Margaret Sanger, Founder of Planned Parenthood (Her Own Words)

As the GOP House members scored a victory last week defunding Planned Parenthood, let's look at Margaret Sanger, the founder of Planned Parenthood. These are her words with some analysis:

"The most merciful thing that a large family does to one of its infant members is to kill it."
Margaret Sanger, Women and the New Race
(Eugenics Publ. Co., 1920, 1923)


Sanger believed that, for the purpose of racial "purification," couples should be rewarded who chose sterilization. Birth Control in America, The Career of Margaret Sanger, by David Kennedy, p. 117, quoting a 1923 Sanger speech.

Couples should be required to submit applications to have a child, she wrote in her "Plan for Peace." Birth Control Review, April 1932

On Eugenics

The purpose in promoting birth control was "to create a race of thoroughbreds," she wrote in the Birth Control Review, Nov. 1921 (p. 2)

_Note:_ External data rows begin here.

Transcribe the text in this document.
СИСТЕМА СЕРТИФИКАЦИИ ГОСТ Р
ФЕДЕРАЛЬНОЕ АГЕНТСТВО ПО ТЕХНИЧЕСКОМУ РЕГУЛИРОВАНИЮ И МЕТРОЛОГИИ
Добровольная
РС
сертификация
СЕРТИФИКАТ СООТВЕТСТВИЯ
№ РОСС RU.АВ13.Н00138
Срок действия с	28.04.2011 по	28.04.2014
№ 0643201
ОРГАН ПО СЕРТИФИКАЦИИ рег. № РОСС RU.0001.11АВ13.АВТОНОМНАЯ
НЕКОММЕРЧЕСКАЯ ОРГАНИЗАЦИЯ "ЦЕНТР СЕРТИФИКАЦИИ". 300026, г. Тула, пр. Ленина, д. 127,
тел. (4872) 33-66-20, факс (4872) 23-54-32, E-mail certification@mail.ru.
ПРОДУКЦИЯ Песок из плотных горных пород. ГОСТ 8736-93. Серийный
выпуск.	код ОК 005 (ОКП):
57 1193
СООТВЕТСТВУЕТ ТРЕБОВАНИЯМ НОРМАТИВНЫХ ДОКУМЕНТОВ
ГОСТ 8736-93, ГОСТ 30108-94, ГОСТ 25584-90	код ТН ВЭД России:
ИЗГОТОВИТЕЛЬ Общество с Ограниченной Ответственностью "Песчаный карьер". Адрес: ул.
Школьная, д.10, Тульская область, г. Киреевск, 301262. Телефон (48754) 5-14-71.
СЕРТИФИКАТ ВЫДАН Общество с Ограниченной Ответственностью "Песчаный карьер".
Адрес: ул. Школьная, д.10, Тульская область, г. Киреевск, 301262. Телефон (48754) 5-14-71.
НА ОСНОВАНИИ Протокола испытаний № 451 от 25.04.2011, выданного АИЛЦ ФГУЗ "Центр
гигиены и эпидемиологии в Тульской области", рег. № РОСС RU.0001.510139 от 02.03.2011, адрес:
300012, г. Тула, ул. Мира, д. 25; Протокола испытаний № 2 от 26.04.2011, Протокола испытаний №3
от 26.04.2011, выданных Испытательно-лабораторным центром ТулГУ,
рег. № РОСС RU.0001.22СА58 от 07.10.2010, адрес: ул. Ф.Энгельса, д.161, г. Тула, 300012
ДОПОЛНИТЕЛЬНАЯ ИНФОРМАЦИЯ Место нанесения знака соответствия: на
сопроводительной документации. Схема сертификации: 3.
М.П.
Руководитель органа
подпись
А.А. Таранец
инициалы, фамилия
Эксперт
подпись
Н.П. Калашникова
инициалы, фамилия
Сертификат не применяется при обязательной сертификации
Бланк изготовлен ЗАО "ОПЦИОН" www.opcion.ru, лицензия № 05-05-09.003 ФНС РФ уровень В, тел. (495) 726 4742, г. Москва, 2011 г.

Hitler had a similar belief system

"More children from the fit, less from the unfit -- that is the chief aim of birth control." Birth Control Review, May 1919, p. 12

On the extermination of the black population

"We do not want word to go out that we want to exterminate the Negro population," she said, "if it ever occurs to any of their more rebellious members." Woman's Body, Woman's Right: A Social History of Birth Control in America, by Linda Gordon

In conversation with Clarence J. Gamble: "Colored people are like human weeds and are to be exterminated. We should hire three or four colored ministers, preferably with social-service backgrounds, and with engaging personalities. The most successful educational approach to the Negro is through a religious appeal. We don't want the word to go out that we want to exterminate the Negro population and the minister is the man who can straighten out that idea if it ever occurs to any of their more rebellious members."